Die UBS muss diese Verschärfungen jedoch nicht eins zu eins umsetzen. Michael Klien, Bankenanalyst bei der ZKB, sagt, dass die UBS Ende 2023 über rund 40 Prozent mehr hartes Kernkapital verfügt habe, als sie gemäss Mindestanforderungen halten musste. Wenn diese nun stark steigen, könnte die Bank im Gegenzug ihre Sicherheitsmarge ein bisschen verringern; wie ein Radfahrer in der Abfahrt, der sich in jeder Kurve ein klein wenig näher an den Strassenrand treiben lässt, um Zeit herauszuholen.
Klien gibt aber zu bedenken, dass die UBS die Sicherheitsmarge nicht beliebig verkleinern werde, um weiter für Unerwartetes gewappnet zu sein.
Was heisst das jetzt für die UBS-Aktionäre?
Kurzfristig wenig Gutes. Werden die schärferen Regeln für ausländische Tochtergesellschaften eingeführt, wird die UBS zusätzliches Eigenkapital aufbauen müssen, indem sie einen Teil ihrer Gewinne nicht an die Aktionäre ausschüttet, sondern einbehält.
2023 hat die UBS unter Ausklammerung von Sondereffekten 3,9 Milliarden Dollar verdient, 2022 waren es 7,6 Milliarden. Bis die Bank einen zweistelligen Milliardenbetrag zur Seite gelegt hat, dauert es einige Jahre.
Analysten rechnen damit, dass die UBS ihre ordentliche Dividende weiterhin auszahlen würde. Dies gilt als Zeichen der Stabilität – eine Kürzung würde von den Märkten sehr negativ bewertet. Allerdings müsste die UBS ihren Plan, die Aktionäre mit immer grösseren Aktienrückkaufsprogrammen zu beglücken, überdenken.
Vor allem diese drohende Zurückhaltung hat den UBS-Anlegern jüngst die Laune verdorben, hatten Marktbeobachter für die kommenden Jahre doch einen aggressiven Ausbau der Aktienrückkäufe eingepreist. Gemessen an dieser Erwartungshaltung hat die Börse auf die Ankündigung des Bundesrats noch zurückhaltend reagiert. Die UBS-Aktie verlor seit der Ankündigung des Bundesrats zwar rund 10 Prozent an Wert, andere Bankentitel verzeichneten in dieser Zeitspanne aber auch sinkende Kurse.

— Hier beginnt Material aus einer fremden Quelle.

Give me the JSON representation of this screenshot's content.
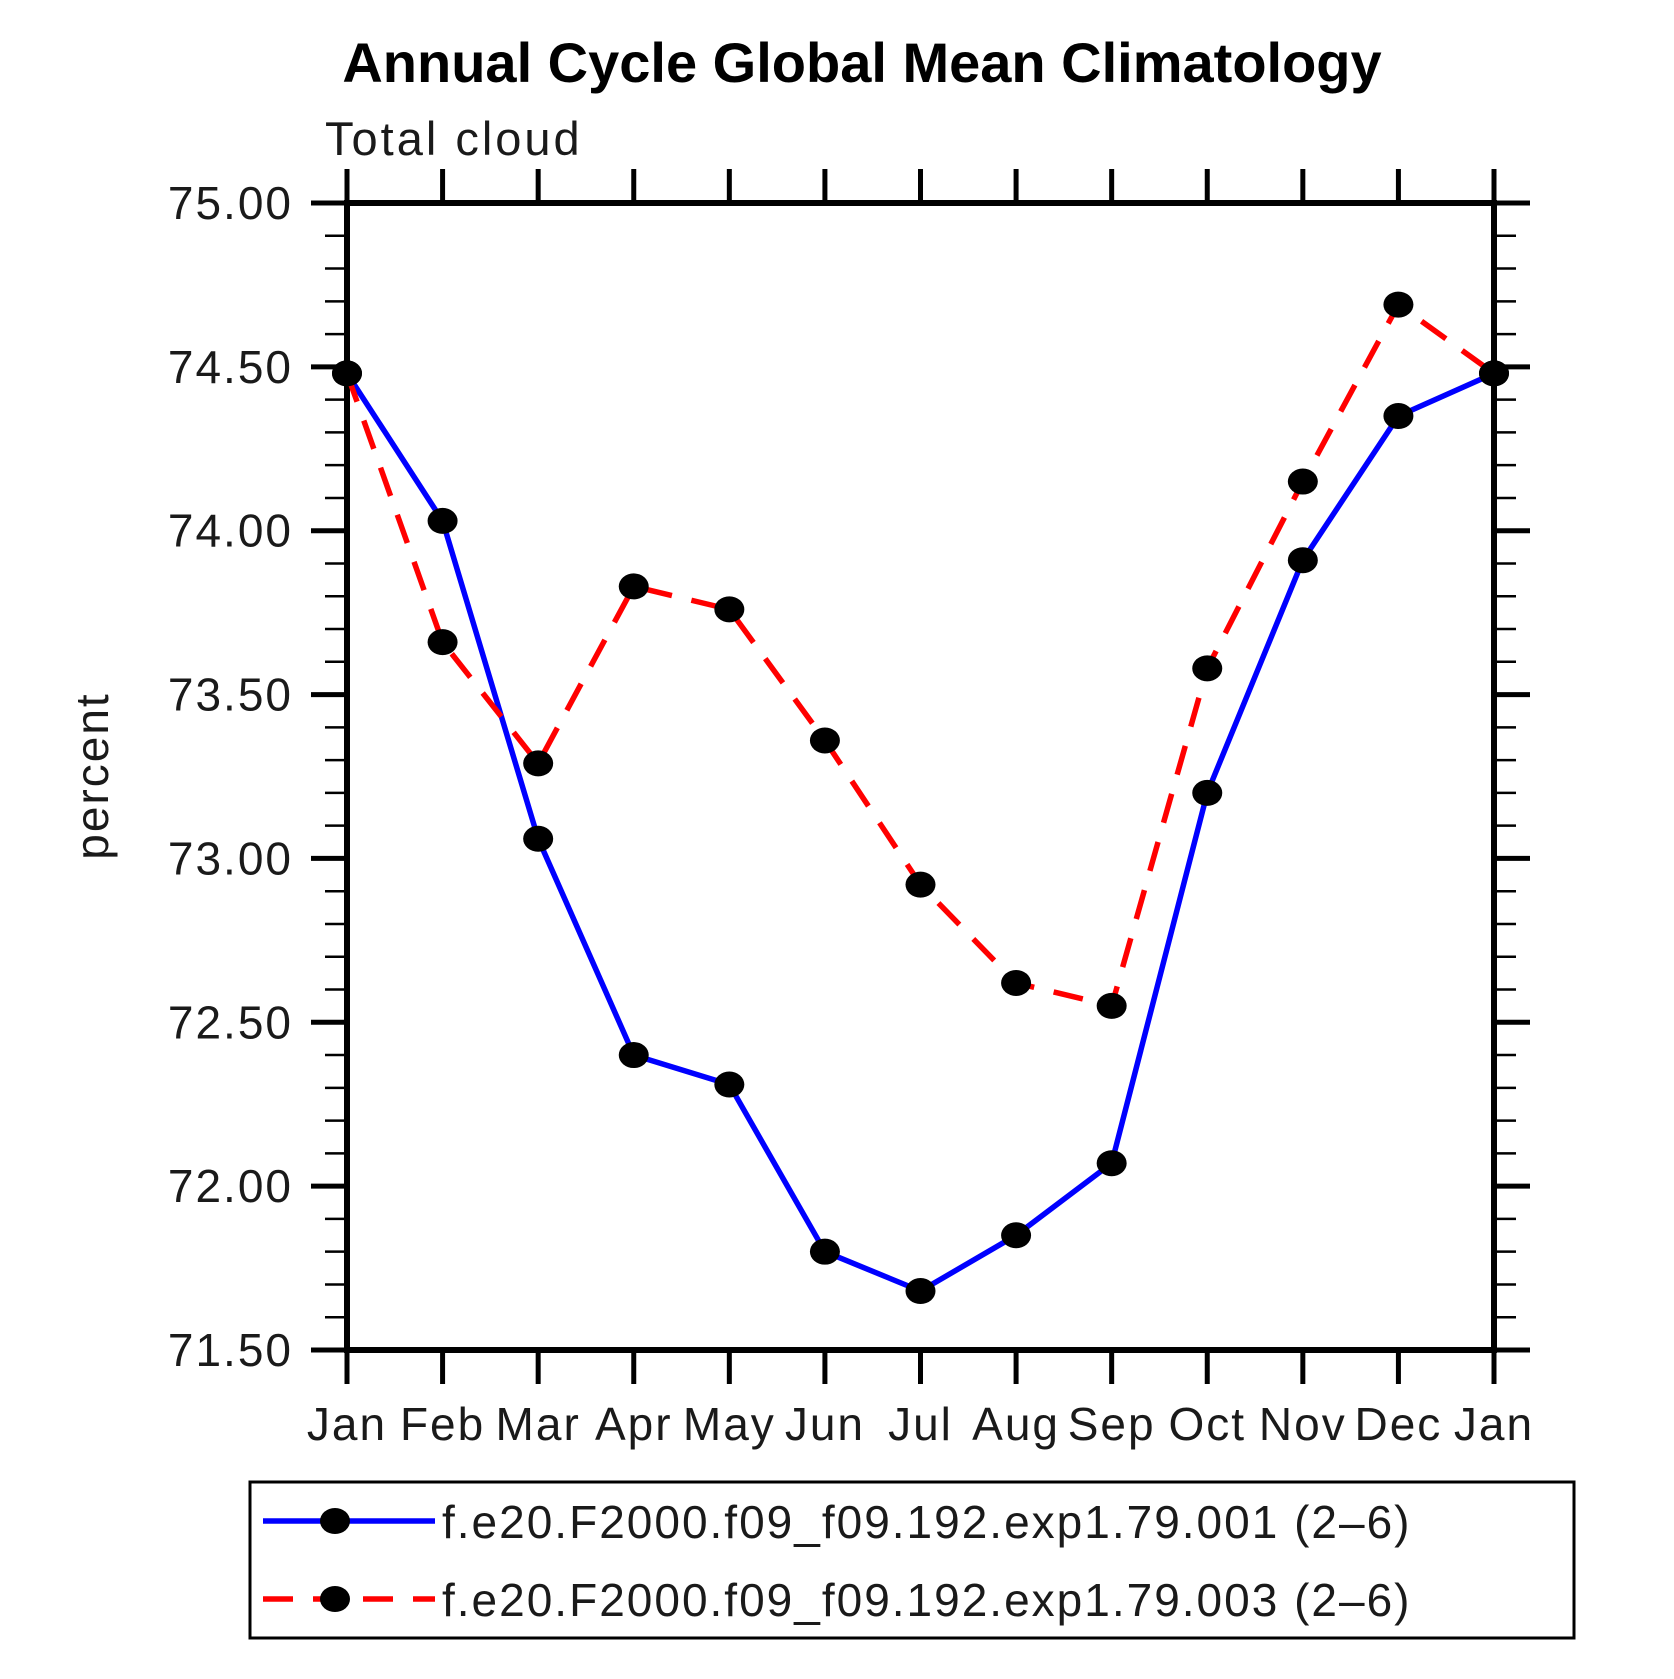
{
  "page": {
    "background": "#ffffff"
  },
  "chart_data": {
    "type": "line",
    "title": "Annual Cycle Global Mean Climatology",
    "subtitle": "Total cloud",
    "xlabel": "",
    "ylabel": "percent",
    "categories": [
      "Jan",
      "Feb",
      "Mar",
      "Apr",
      "May",
      "Jun",
      "Jul",
      "Aug",
      "Sep",
      "Oct",
      "Nov",
      "Dec",
      "Jan"
    ],
    "ylim": [
      71.5,
      75.0
    ],
    "ytick_major_interval": 0.5,
    "ytick_minor_interval": 0.1,
    "ytick_labels": [
      "75.00",
      "74.50",
      "74.00",
      "73.50",
      "73.00",
      "72.50",
      "72.00",
      "71.50"
    ],
    "grid": false,
    "legend_position": "bottom",
    "axis_color": "#000000",
    "marker_color": "#000000",
    "series": [
      {
        "name": "f.e20.F2000.f09_f09.192.exp1.79.001 (2–6)",
        "color": "#0000ff",
        "style": "solid",
        "marker": "filled-circle",
        "values": [
          74.48,
          74.03,
          73.06,
          72.4,
          72.31,
          71.8,
          71.68,
          71.85,
          72.07,
          73.2,
          73.91,
          74.35,
          74.48
        ]
      },
      {
        "name": "f.e20.F2000.f09_f09.192.exp1.79.003 (2–6)",
        "color": "#ff0000",
        "style": "dashed",
        "marker": "filled-circle",
        "values": [
          74.48,
          73.66,
          73.29,
          73.83,
          73.76,
          73.36,
          72.92,
          72.62,
          72.55,
          73.58,
          74.15,
          74.69,
          74.48
        ]
      }
    ]
  }
}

Wie würde die UBS auf die schärferen Regeln reagieren?
Und wenn die Bank nicht mitspielt? Seit der CS-Übernahme wird gemutmasst, die UBS könnte ihren Hauptsitz ins Ausland verlagern, falls ihr die Politik zu scharfe Kapitalregeln aufbürdet. Die UBS-Spitze hält sich klugerweise zurück, offen mit einem Wegzug zu drohen, wie das Bankchef Sergio Ermotti in seiner ersten Zeit als UBS-CEO, 2017, einmal getan hatte. Ohnehin würde die UBS, die sich in der Werbung als «eine Bank wie die Schweiz» anpreist, ungern auf ihre Swissness verzichten.
Michael Klien wendet indes ein, dass die UBS, die über keine Ankeraktionäre verfügt, nicht selbst ins Ausland fliehen müsste; sie könnte zur Übernahmekandidatin werden, falls sie künftig viel schärfere Kapitalregeln erfüllen müsste als die globale Konkurrenz. Ein neuer Eigentümer könnte die UBS ins Ausland «entführen» und sie mit weniger Eigenkapital (und somit günstiger) betreiben. Allerdings: Dass eine solche Übernahme gegen den Willen der Schweizer Behörden stattfinden würde, scheint unrealistisch.